In a word, I am confident that their recommendations would not have served any essential goals for EU citizens.
‘HOMEOPATHY360’ are fiercely decided to defend homeopathy, no matter what. They state that we promise to stand by your side always to fight against the critical attacks on Homeopathy… Therefore, I was not really surprised when, a couple of days ago, I received an email by them urging me to support US homeopaths against the threat by the FDA. Here is part of this correspondence:
… If you want to know more about the FDA’s proposed new rules for homeopathic medicines, here’s a summary of the most important points:
- The new rules, if adopted, will allow the FDA to withdraw even properly manufactured and labeled homeopathic medicines from the marketplace. This is puzzling because these have never posed any sort of safety concern according to an initial review of public FDA records by Americans for Homeopathy Choice.
- It is clear that the FDA intends to use this authority and has even mentioned specific medicines such as Belladonna, Nux vomica and Lachesis muta in its public statements regarding enforcement.
- The authority for this kind of assault on homeopathy will result from the declaration by the FDA that all homeopathic medicines are “new drugs.” We all know this is nonsense.
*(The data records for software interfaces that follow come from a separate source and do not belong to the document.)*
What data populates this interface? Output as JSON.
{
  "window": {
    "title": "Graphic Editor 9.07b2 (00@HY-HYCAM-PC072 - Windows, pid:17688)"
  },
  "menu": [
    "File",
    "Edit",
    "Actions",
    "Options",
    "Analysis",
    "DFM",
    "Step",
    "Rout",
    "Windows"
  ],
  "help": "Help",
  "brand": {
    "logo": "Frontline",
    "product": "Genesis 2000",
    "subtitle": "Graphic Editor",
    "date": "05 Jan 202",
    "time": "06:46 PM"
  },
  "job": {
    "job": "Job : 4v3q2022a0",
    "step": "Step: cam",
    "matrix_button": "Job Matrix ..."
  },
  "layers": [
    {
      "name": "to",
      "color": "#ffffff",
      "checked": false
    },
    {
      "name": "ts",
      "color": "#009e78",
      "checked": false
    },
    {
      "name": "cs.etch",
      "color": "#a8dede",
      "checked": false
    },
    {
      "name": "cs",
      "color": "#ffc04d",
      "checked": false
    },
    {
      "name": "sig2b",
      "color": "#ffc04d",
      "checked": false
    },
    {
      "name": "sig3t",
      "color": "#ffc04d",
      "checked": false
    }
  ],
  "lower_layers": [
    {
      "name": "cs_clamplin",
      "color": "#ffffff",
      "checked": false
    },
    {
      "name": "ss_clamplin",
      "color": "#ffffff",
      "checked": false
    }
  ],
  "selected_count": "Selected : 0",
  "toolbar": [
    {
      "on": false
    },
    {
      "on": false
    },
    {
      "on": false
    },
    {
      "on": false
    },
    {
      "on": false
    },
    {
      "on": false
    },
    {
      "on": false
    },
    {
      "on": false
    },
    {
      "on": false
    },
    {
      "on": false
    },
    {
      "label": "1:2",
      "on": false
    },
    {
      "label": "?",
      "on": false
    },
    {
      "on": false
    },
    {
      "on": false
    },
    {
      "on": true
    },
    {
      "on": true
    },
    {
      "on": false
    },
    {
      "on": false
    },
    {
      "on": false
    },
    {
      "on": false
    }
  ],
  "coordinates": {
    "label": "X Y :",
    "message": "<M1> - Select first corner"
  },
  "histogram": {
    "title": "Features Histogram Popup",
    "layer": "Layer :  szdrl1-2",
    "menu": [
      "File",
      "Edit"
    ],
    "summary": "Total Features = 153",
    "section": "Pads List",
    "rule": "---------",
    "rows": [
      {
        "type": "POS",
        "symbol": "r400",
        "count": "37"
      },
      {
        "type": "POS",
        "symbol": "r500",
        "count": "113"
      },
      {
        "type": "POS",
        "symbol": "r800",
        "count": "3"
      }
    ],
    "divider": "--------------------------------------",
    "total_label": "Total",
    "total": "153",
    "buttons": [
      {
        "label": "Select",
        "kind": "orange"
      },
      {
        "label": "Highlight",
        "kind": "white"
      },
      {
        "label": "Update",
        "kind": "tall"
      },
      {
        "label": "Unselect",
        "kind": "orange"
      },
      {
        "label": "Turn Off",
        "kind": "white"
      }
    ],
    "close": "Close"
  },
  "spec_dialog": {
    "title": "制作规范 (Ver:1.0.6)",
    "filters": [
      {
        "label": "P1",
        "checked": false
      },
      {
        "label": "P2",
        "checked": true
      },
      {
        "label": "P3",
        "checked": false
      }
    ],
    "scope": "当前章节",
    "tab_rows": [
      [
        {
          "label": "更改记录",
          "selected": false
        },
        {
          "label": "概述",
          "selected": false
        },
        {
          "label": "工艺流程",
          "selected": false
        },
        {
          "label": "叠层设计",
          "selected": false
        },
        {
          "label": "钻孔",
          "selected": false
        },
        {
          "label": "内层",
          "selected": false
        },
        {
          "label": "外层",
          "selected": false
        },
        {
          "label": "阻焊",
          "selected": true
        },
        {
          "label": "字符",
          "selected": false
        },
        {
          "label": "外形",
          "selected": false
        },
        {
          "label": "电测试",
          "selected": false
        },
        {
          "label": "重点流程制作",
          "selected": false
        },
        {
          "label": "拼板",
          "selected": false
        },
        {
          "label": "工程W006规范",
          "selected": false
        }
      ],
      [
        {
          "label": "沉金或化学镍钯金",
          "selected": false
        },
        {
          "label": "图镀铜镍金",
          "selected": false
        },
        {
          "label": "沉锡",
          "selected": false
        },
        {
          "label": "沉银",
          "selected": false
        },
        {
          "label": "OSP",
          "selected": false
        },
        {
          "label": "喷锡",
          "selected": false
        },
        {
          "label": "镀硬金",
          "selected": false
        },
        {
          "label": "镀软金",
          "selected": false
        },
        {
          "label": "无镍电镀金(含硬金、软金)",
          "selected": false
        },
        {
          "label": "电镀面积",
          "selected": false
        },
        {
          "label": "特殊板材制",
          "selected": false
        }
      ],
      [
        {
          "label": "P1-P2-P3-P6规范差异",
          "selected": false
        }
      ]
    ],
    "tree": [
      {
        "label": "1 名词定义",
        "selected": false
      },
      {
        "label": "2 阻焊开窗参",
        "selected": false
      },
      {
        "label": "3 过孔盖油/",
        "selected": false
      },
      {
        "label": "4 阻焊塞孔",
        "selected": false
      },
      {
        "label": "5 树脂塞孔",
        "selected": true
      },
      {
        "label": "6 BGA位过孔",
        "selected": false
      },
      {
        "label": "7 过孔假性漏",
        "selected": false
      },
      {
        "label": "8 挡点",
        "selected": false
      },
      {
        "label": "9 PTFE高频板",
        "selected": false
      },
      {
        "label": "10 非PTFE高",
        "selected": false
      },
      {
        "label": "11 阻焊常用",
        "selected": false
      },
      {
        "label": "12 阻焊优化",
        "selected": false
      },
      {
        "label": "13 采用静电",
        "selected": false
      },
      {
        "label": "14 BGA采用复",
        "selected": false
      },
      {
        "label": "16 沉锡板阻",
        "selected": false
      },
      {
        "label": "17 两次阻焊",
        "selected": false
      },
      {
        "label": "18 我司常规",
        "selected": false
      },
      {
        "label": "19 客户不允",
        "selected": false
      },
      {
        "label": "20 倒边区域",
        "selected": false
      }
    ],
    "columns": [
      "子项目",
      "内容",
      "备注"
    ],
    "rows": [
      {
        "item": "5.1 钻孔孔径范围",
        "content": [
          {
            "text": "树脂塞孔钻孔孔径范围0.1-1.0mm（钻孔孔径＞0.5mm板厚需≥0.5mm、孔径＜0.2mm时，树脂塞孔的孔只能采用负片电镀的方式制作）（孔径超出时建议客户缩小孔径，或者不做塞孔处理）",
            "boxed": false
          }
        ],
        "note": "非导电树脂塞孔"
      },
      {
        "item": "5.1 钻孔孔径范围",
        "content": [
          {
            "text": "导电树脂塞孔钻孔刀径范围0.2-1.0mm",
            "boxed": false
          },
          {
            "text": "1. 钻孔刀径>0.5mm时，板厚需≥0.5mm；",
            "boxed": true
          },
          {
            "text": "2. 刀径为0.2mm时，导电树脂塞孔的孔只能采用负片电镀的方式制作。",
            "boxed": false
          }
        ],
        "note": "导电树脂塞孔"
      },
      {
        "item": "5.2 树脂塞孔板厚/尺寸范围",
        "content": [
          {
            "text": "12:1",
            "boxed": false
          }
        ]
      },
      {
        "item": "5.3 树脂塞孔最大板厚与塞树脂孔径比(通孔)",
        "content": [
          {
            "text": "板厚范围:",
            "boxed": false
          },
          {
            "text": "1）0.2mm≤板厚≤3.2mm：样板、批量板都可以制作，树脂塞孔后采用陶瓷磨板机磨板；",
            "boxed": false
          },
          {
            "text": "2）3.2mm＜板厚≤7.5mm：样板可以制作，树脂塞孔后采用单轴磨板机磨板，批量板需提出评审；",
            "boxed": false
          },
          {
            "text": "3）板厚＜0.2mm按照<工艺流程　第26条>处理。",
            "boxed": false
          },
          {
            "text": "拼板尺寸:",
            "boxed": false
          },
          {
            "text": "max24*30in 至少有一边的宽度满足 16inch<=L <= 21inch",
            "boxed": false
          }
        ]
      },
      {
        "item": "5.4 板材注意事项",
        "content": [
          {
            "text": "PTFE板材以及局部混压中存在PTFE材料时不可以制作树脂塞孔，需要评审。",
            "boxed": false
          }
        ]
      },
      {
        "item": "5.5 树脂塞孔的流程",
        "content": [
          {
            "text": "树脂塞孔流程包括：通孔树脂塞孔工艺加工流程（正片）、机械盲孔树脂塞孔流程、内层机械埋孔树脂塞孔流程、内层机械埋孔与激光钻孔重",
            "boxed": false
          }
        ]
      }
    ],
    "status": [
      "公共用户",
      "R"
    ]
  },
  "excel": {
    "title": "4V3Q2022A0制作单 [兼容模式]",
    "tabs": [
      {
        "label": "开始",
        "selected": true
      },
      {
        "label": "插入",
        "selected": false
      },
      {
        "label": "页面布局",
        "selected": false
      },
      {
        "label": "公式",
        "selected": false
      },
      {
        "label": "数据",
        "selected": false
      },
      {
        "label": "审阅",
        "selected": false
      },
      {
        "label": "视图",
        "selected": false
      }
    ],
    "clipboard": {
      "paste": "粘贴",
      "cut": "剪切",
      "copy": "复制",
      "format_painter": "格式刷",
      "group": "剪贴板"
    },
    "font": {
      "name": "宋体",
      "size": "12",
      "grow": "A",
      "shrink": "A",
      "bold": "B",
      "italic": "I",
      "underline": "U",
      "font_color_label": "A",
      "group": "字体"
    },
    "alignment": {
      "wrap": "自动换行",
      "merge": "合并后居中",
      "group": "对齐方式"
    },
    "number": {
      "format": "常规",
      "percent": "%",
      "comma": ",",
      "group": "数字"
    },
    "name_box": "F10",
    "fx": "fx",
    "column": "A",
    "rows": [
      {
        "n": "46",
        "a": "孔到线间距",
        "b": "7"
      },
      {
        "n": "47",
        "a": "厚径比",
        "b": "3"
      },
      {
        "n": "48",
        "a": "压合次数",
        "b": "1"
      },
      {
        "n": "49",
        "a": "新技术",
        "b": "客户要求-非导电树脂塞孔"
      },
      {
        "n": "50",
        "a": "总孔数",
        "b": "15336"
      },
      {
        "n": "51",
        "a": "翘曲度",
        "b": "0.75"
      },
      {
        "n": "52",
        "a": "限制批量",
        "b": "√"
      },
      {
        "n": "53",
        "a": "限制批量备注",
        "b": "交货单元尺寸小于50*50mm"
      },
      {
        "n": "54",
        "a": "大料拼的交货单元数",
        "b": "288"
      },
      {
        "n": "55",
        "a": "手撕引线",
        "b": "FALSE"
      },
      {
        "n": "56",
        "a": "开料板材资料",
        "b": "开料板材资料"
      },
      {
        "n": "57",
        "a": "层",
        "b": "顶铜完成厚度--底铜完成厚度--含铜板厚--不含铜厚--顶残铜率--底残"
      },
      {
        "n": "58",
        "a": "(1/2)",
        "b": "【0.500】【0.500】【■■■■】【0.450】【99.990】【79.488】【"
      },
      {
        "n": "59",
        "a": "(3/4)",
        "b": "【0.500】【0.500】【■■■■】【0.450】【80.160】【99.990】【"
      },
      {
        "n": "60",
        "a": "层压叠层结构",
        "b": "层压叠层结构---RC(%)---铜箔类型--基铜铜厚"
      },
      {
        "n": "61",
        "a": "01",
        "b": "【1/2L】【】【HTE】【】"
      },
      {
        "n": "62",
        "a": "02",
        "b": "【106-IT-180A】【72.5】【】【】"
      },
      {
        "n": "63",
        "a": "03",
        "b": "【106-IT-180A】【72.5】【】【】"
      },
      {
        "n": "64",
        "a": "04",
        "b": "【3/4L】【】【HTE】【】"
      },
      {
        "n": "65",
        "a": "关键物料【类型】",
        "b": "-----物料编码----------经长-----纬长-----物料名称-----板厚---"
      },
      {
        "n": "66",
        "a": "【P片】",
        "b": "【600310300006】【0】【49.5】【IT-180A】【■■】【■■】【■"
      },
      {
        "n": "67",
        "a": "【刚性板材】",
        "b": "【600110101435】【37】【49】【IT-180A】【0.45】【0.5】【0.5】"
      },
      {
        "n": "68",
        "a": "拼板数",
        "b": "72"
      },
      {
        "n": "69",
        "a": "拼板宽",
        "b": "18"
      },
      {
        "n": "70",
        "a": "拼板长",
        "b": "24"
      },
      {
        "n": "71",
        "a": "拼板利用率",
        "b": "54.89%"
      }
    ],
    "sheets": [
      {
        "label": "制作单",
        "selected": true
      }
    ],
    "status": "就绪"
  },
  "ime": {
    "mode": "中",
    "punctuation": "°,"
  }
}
Homeopathic medicines have been around for 200 years.
- But this nonsense declaration means that under U.S. law all homeopathic remedies will become technically “illegal” and subject to withdrawal from the marketplace. If the FDA just thinks there is a problem with a homeopathic medicine, it can withdraw it forever without conducting any sort of investigation.
- Since the agency has already said that it thinks that Belladonna, Nux vomica, Lachesis muta and several other remedies are dangerous, we can anticipate that it will try to remove them from the marketplace as soon as its new rules are adopted.
- But, it won’t be possible for Americans to get remedies that are banned sent to them from abroad. The FDA will simply stop these remedies at the border.
I could tell you more, but what I’ve told you so far should convince you that we ought to help the American homeopathy community defeat these unreasonable and misinformed rules. The rules simply do not reflect the realities of homeopathic medicines, namely, that they are nontoxic, mild, effective and have few, if any, side-effects. And, homeopaths use them in ways that individualize treatment. That this is the best way to treat patients was discovered by Samuel Hahnemann 200 years ago.
The enemies of homeopathy are everywhere and they appear to be stepping up their attacks. That’s why the world homeopathy community must work together to stand up to them…
I have reported about the FDA initiatives on homeopathy before. In 2015, they started it with a public hearing. Since then, the FDA also issued several warnings to manufacturers who were putting consumers at risk (see, for instance, here, here, and here).
What the FDA seem to be trying to do is nothing else but meeting their ethical, moral and legal responsibility vis a vis consumer safety. Homeopathy has had a free ride for far too long. It is high time that this sector joins the 21st century.
The above quote, with its bonanza of bogus claims and falsehoods, shows the urgency of this task. The defenders of homeopathy seem to live on a different planet where rationality, facts and evidence can easily be over-ruled by creed, dogma and wishful thinking. If homeopaths want their trade to join the realm of real medicine they need, at the very minimum, to show with sound evidence:
- that their remedies generate more good than harm,
- that they adhere to acceptable quality standards.
Failing this – and so far, homeopaths not only failed at this task but continue bombarding us with an incessant flow of bogus and dangerous claims – homeopathics cannot be considered to be medicines, and homeopaths cannot be called responsible healthcare professionals. It is high time to stop turning a blind eye to the double standards that have been applied for 200 years.